Nation contributing editor Stephen F. Cohen and John Batchelor continue their weekly discussions of the new US-Russian Cold War. Cohen begins by emphasizing that in the aftermath of terror attacks on Paris and on a Russian passenger jetliner, the US-led West must decide whether to continue its unnecessary cold war against Russia or join Moscow in a “grand coalition” against the Islamic State and kin terrorist movements in the Middle East, as called for both by Russian President Putin and French President Hollande.
During the two weeks since the attacks on Paris, Cohen points out, the proponents and opponents of rapprochement with Russia are becoming clear. Much of Europe, led now by Hollande, favors a coalition and is already working with Moscow. The foes of an alliance with Russia have also clearly emerged in different ways, from editorialists at The Washington Post and The Wall Street Journal to the shadowy forces in Ukraine re-escalating conflict between Kiev and Moscow and the plotters behind the Turkish shoot-down of a Russian fighter plane, possibly over Syria, not Turkey.

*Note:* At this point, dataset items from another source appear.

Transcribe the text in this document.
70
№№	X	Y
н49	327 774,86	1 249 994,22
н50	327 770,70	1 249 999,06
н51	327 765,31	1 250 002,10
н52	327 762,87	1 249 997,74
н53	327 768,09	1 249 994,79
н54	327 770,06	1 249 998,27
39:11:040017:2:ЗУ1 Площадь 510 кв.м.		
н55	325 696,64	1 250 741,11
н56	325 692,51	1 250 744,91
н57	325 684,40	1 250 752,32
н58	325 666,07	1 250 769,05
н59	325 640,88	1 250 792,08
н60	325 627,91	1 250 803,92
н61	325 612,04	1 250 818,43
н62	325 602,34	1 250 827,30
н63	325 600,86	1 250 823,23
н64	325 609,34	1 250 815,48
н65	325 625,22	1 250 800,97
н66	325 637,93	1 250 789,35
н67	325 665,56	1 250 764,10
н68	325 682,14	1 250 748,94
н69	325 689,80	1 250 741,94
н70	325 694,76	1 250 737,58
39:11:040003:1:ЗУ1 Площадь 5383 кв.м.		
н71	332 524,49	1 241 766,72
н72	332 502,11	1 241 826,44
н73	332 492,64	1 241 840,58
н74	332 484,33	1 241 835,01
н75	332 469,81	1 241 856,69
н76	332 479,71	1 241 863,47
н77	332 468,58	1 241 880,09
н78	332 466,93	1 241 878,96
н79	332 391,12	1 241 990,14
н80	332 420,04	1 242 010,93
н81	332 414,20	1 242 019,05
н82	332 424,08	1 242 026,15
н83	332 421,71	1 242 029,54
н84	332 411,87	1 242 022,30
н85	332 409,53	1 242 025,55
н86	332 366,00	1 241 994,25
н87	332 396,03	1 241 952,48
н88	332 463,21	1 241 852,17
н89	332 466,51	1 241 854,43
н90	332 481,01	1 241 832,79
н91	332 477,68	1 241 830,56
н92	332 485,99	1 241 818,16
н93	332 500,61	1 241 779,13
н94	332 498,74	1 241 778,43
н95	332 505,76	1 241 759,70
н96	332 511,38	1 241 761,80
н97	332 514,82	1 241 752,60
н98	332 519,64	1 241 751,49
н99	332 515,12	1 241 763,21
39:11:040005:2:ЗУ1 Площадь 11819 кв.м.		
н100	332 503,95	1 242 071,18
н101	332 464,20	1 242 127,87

Though a few American political influentials have come out for coalition with Russia, most of the mainstream media appear to be opposed, as does the Obama administration and Congress.
Specific issues discussed include events in Crimea; the new cold war between NATO-member Turkey and Russia; the efficacy of Moscow’s air war against terrorists in Syria; President Obama’s dismissive comments about Putin’s leadership; and the issue that seems most to divide them—whether Syrian President Assad must be part of the struggle against the Islamic State. Cohen also points out that Assad’s army is currently the most effective “boots on the ground” fighting ISIS; and that US presidential candidates calling for an imposed no-fly zone over Syria are recklessly courting actual war with Russia, whose war planes fly there daily.